Basemental: The Leafies are a Guerilla Band

Some might describe The Leafies You Gave Me as a “band,” but that would be an understatement. At least in the musical sense.

Yes, they are musicians. And yes, they make music. But they are a band more like New Oxford American Dictionary’s second definition of the word band: “a group of people who have a common interest or purpose.” It cites the example of a “guerilla band,” which does seem fitting for this 10-piece avant garde ensemble, or in the tongue and cheek words of the bio on their website, “cult.” (Full disclosure: Chris Goudreau, a staff writer at the Valley Advocate, is a member of Leafies.)

Maybe they are a bit culty. Every show starts with their theme song — which recalls that of the ’90s TV show The Rugrats — on speed, and without the innocence granted to cartoon toddlers. The Leafies are one part vaudeville, one part fireside chat, and one part punk show — with everything in between. They’re like a guerilla musical street theatre troupe that fuses violin, horns, pies in the face, ski masks, and idiosyncratic old man voices into something that makes the most sense and no sense at all.

I caught them last month at the Hawkes and Read Performing Arts Center in Greenfield for the first installment of their monthly series, “House of Leafies,” where on the third Friday of each month they host an epic shabang.

For the first installment, after a series of songs, skits, and various vignettes, The Leafies pretended to host a show within their set — a satirical reflection of the archetypal, tired, and glib house show that can inspire boredom, or even cynicism. Half way through the set, the curtains were closed and hand-drawn flyers were handed out to this “show.”
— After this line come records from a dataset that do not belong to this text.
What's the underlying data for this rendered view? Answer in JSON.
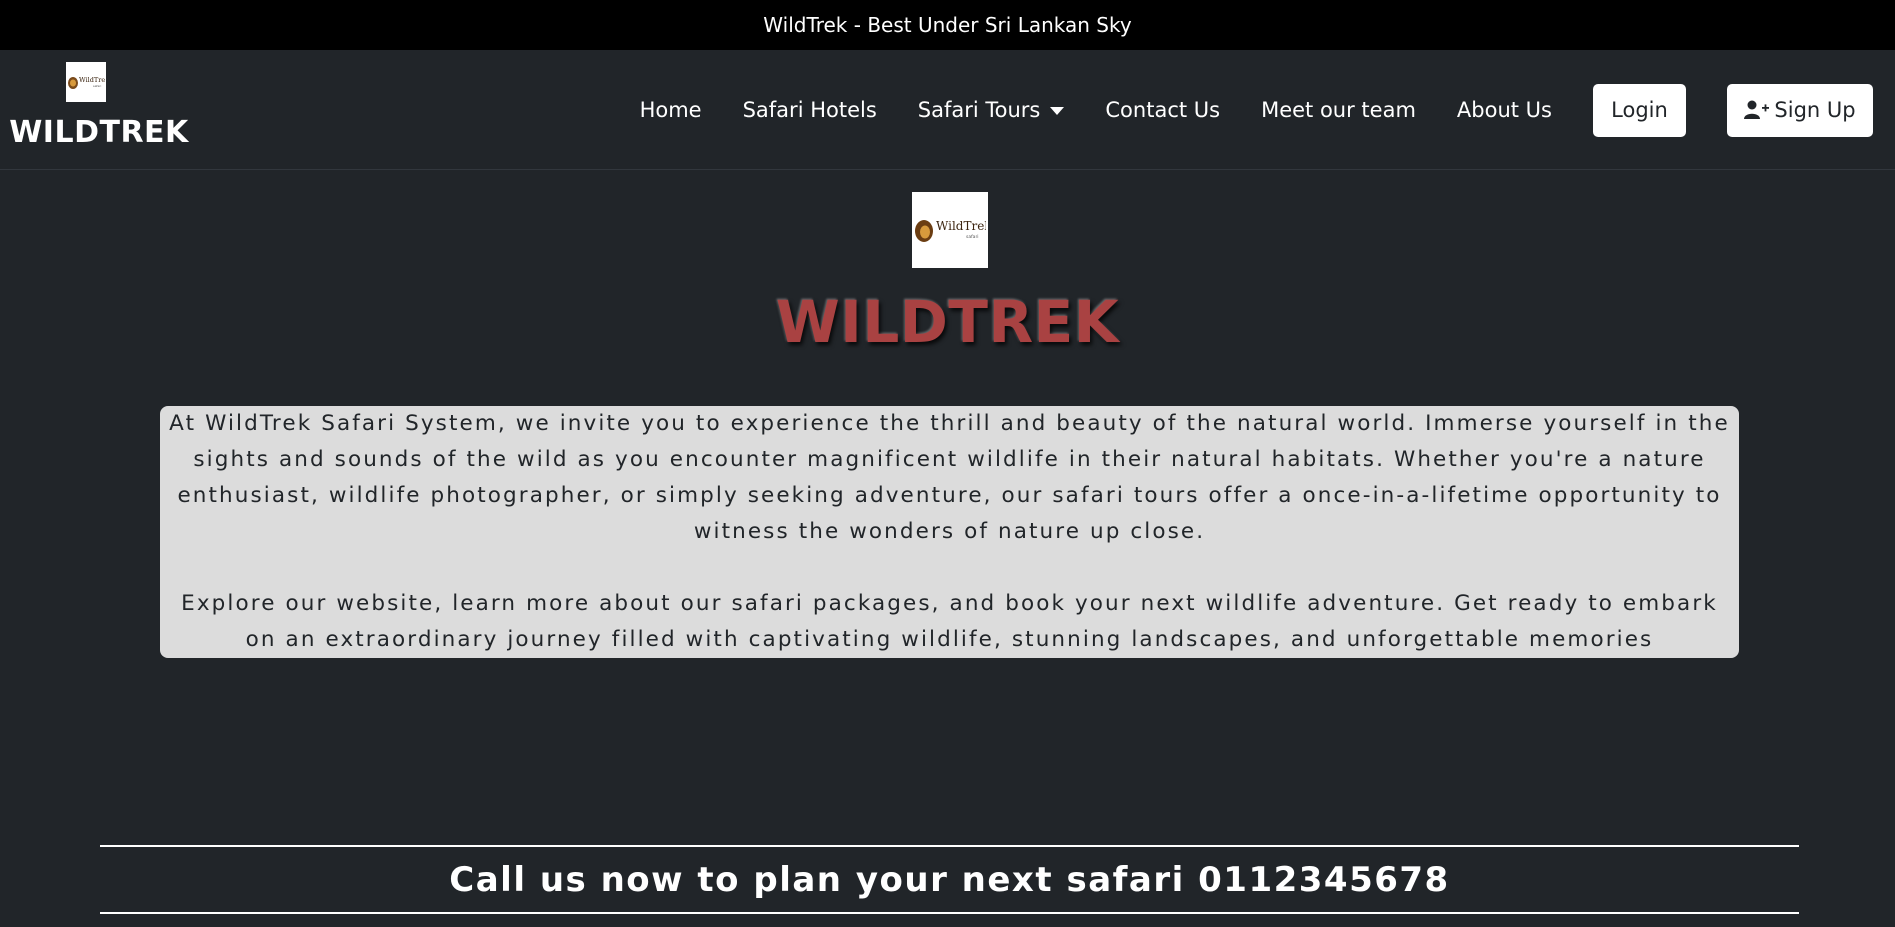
{
  "topbar": {
    "text": "WildTrek - Best Under Sri Lankan Sky"
  },
  "brand": {
    "name": "WILDTREK",
    "logo_text": "WildTrek"
  },
  "nav": {
    "items": [
      {
        "label": "Home"
      },
      {
        "label": "Safari Hotels"
      },
      {
        "label": "Safari Tours"
      },
      {
        "label": "Contact Us"
      },
      {
        "label": "Meet our team"
      },
      {
        "label": "About Us"
      }
    ],
    "login_label": "Login",
    "signup_label": "Sign Up"
  },
  "hero": {
    "logo_text": "WildTrek",
    "title": "WILDTREK",
    "paragraph1": "At WildTrek Safari System, we invite you to experience the thrill and beauty of the natural world. Immerse yourself in the sights and sounds of the wild as you encounter magnificent wildlife in their natural habitats. Whether you're a nature enthusiast, wildlife photographer, or simply seeking adventure, our safari tours offer a once-in-a-lifetime opportunity to witness the wonders of nature up close.",
    "paragraph2": "Explore our website, learn more about our safari packages, and book your next wildlife adventure. Get ready to embark on an extraordinary journey filled with captivating wildlife, stunning landscapes, and unforgettable memories"
  },
  "callus": {
    "text": "Call us now to plan your next safari 0112345678"
  },
  "colors": {
    "background": "#212529",
    "topbar": "#000000",
    "title_red": "#a94242",
    "intro_box": "#dcdcdc"
  },
  "icons": {
    "logo": "lion-logo-icon",
    "signup": "user-plus-icon",
    "dropdown": "caret-down-icon"
  }
}
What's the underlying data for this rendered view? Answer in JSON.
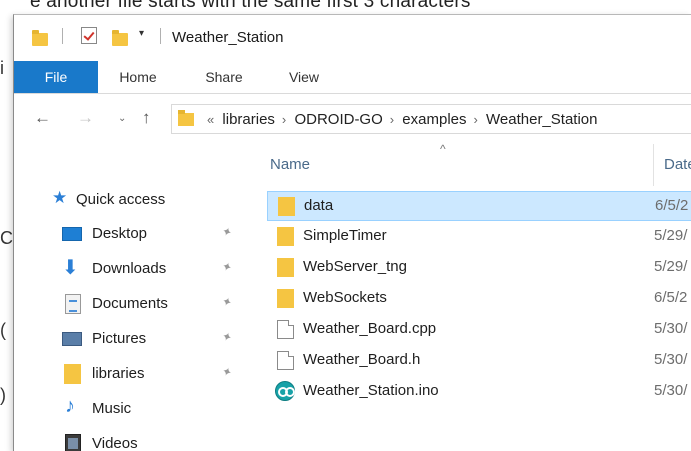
{
  "background": {
    "top_text": "e another file starts with the same first 3 characters",
    "left_fragments": [
      "i",
      "C",
      "(",
      ")"
    ]
  },
  "window": {
    "title": "Weather_Station",
    "dropdown_glyph": "▾"
  },
  "ribbon": {
    "tabs": [
      "File",
      "Home",
      "Share",
      "View"
    ]
  },
  "navigation": {
    "back": "←",
    "forward": "→",
    "recent": "⌄",
    "up": "↑"
  },
  "address": {
    "overflow": "«",
    "separator": "›",
    "crumbs": [
      "libraries",
      "ODROID-GO",
      "examples",
      "Weather_Station"
    ]
  },
  "nav_pane": {
    "quick_access": "Quick access",
    "pin_glyph": "📌",
    "items": [
      {
        "label": "Desktop",
        "icon": "desktop-icon",
        "pinned": true
      },
      {
        "label": "Downloads",
        "icon": "download-icon",
        "pinned": true
      },
      {
        "label": "Documents",
        "icon": "documents-icon",
        "pinned": true
      },
      {
        "label": "Pictures",
        "icon": "pictures-icon",
        "pinned": true
      },
      {
        "label": "libraries",
        "icon": "folder-icon",
        "pinned": true
      },
      {
        "label": "Music",
        "icon": "music-icon",
        "pinned": false
      },
      {
        "label": "Videos",
        "icon": "videos-icon",
        "pinned": false
      }
    ]
  },
  "file_list": {
    "sort_glyph": "^",
    "columns": {
      "name": "Name",
      "date": "Date"
    },
    "rows": [
      {
        "name": "data",
        "date": "6/5/2",
        "type": "folder",
        "selected": true
      },
      {
        "name": "SimpleTimer",
        "date": "5/29/",
        "type": "folder",
        "selected": false
      },
      {
        "name": "WebServer_tng",
        "date": "5/29/",
        "type": "folder",
        "selected": false
      },
      {
        "name": "WebSockets",
        "date": "6/5/2",
        "type": "folder",
        "selected": false
      },
      {
        "name": "Weather_Board.cpp",
        "date": "5/30/",
        "type": "file",
        "selected": false
      },
      {
        "name": "Weather_Board.h",
        "date": "5/30/",
        "type": "file",
        "selected": false
      },
      {
        "name": "Weather_Station.ino",
        "date": "5/30/",
        "type": "arduino",
        "selected": false
      }
    ]
  },
  "colors": {
    "file_tab": "#1979ca",
    "selection": "#cce8ff",
    "folder": "#f5c542",
    "accent": "#2b7fd6"
  }
}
Different groupings of Leafies changed costumes to perform their fictional sets. The first, Big Junk, a fictional funk band from Northampton. Next was the profoundly mediocre aspiring pop act Natalie and Sharona from Longmeadow, a couple of detached hipsters turning noise knobs on the floor and selling tapes. After that, the prissy, fedora-clad Honey Clouds from Brooklyn played their bubble gum ukulele indie pop. They sold “Vinyl.” And finally Optimal Defiance from Belchertown brought the hardcore punk. They sold patches. And despite the satire, these short sets were as good, or better than, the bands they were poking fun at. They certainly were having a lot more fun.

By the time you read this the second House of Leafies (June 16) will have already passed, but there will still be two more: July 21 with Lexi Weege, Scubaphone, and Sodada; and August 18 with Leafies, Bat House, and Dust Witch. Each Leafies performance, except maybe the theme song, will be completely different and is not to be missed.